Happy first day of Summer and I hope everyone had a loverly Father’s Day yesterday! My sister made ribs and I’m still picking them out of my teeth-not that I mind. Ribs is good.
Our unbarbeque on Friday evening was super dang fun. The neighbors from up the street are hilarious and hanging out with my friend Eric from high school and his family was wonderful-it is always good to have more Missourians in the hood-especially from Columbia, a city that grows smart, overeducated hicks that like indie rock. Eric and I talked a little about our reputations in high school. My perception of him wasn’t what he thought most people thought of him and his perception of me was more nerdy than I would give myself credit for.
What I’m getting at is, I think a lot of people from high school thought I’d be a published author long before now. I was certainly on that track, but through lack of self-confidence, fear, paranoia, laziness, and a few jacked up boyfriends, it took me a while to get here. For many years I resisted wanting to be a writer because I wanted it so much. Make sense? Putting yourself out there is hard and yet, you have to do it or you’re just writing for yourself. And that’s fine, but c’mon, not the goal most writers want to achieve. I want you to want to read what I write, although it scares the crap out of me what you’re gonna think about it. Especially the fact that I can’t explain why I write things the way I do to every person that reads my work. That’s me wanting people to like me more than it is wanting them to like my writing- a difficult thing to master that I think only gets better the more you publish.

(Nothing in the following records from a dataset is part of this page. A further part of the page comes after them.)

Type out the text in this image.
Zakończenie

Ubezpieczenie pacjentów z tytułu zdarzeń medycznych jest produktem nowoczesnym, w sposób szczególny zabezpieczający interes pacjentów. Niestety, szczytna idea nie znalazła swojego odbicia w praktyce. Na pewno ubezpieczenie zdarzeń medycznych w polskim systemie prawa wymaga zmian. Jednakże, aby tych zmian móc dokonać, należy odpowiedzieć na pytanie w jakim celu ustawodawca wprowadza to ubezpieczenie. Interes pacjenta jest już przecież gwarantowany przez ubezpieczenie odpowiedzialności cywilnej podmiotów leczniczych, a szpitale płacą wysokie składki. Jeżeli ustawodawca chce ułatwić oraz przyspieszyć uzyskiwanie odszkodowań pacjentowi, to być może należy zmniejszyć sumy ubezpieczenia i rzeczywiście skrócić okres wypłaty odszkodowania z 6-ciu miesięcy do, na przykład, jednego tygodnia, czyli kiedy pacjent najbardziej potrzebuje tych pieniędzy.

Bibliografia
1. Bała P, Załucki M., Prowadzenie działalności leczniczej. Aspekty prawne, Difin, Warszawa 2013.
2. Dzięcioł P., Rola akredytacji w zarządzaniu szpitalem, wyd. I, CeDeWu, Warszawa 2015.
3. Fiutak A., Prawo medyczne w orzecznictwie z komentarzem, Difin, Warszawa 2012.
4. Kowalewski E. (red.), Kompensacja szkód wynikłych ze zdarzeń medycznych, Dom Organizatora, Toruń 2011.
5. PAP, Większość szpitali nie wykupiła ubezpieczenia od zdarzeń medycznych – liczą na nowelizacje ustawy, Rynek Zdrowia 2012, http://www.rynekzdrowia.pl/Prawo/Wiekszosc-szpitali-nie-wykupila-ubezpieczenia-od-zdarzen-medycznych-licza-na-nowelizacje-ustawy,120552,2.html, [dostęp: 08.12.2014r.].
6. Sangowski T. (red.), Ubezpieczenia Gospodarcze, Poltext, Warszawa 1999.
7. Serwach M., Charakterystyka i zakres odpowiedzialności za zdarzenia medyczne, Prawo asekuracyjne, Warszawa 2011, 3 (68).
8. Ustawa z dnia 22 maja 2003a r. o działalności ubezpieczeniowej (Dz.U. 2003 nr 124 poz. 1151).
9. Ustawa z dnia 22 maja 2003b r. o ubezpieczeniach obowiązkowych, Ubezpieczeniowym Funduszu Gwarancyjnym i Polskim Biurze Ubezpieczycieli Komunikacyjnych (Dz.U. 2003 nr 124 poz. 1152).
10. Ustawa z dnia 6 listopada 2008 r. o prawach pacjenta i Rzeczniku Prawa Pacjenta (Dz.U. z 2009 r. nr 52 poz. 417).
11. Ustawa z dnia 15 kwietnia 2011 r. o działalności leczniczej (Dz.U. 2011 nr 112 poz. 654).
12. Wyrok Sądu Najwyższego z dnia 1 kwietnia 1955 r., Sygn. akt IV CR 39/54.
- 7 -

I had to be this age to get skin thick enough to almost handle all the rejection that comes with being a writer. Back in high school, sure I had a lot of promise, but my writing never got rejected, ever. I may still hold the record for the most pieces published in my school’s lit mag as a matter of fact- don’t know how I’d go about checking that, but as of my last high school reunion, some of my classmates were now the faculty advisors on the lit mag and I still held the title. (If you feel like I’m bragging, let me point out that I was also a mega theater geek and never got any role that I tried out for in all three years of high school except for a play directed by this guy I was dating. Theater was my big rejection lesson in high school and to this day why I just don’t care if I get a part or not, I can take it.) I think the lack of rejection of my writing did a disservice to me because when I got to college and had a teacher who hated my work (incidentally, I also hated hers, so we were not a good fit for critiques at all) I gave up on writing fiction, stopped being an English major, and ran over to the theatre. There I was comfortable with my rejection and through writing my own monologues, could be one of the better writers in the class again.
This scenario played out over and over again in my life. When the writing wasn’t getting approval, I learned to do something else and usually did fairly well. I worked in a dry cleaners with a guy who was a better writer than I was and went to a better university than I did, so I quit that and went to floral design school and was second in my class. I met my husband and he was a published writer and I wasn’t, so I went to culinary school and was second in my class. See the pattern? Finally at 30 when I went back to finish my college degree (the unfinished part has to do with one of those pesky, mean boyfriends) I did two things I hadn’t done before. I took special math classes for people who have a hard time with math and made A’s (confidence boost in the millions) and I took a series of creative writing classes from a teacher whose writing I admired and whose criticism was constructive and straightforward. He was encouraging, but also told me that he could tell I’d skated through a lot of the time and I needed to get my act together and work.
Let me tell you, I’ve never worked harder at writing something than I did at Glimpse, so that’s why if you like it, I’m overjoyed, but if you don’t, I’m not gonna be crushed and stop writing. That’s what 1993-2003 me would’ve done, but she was young and didn’t have a clue that she’d have more pride in the things that didn’t come easily to her than those that did.
(Cue inspirational music- preferrably from the opening credits of Friday Night Lights, especially the parts where Riggins stands in the rain and Tami dances around in the kitchen.)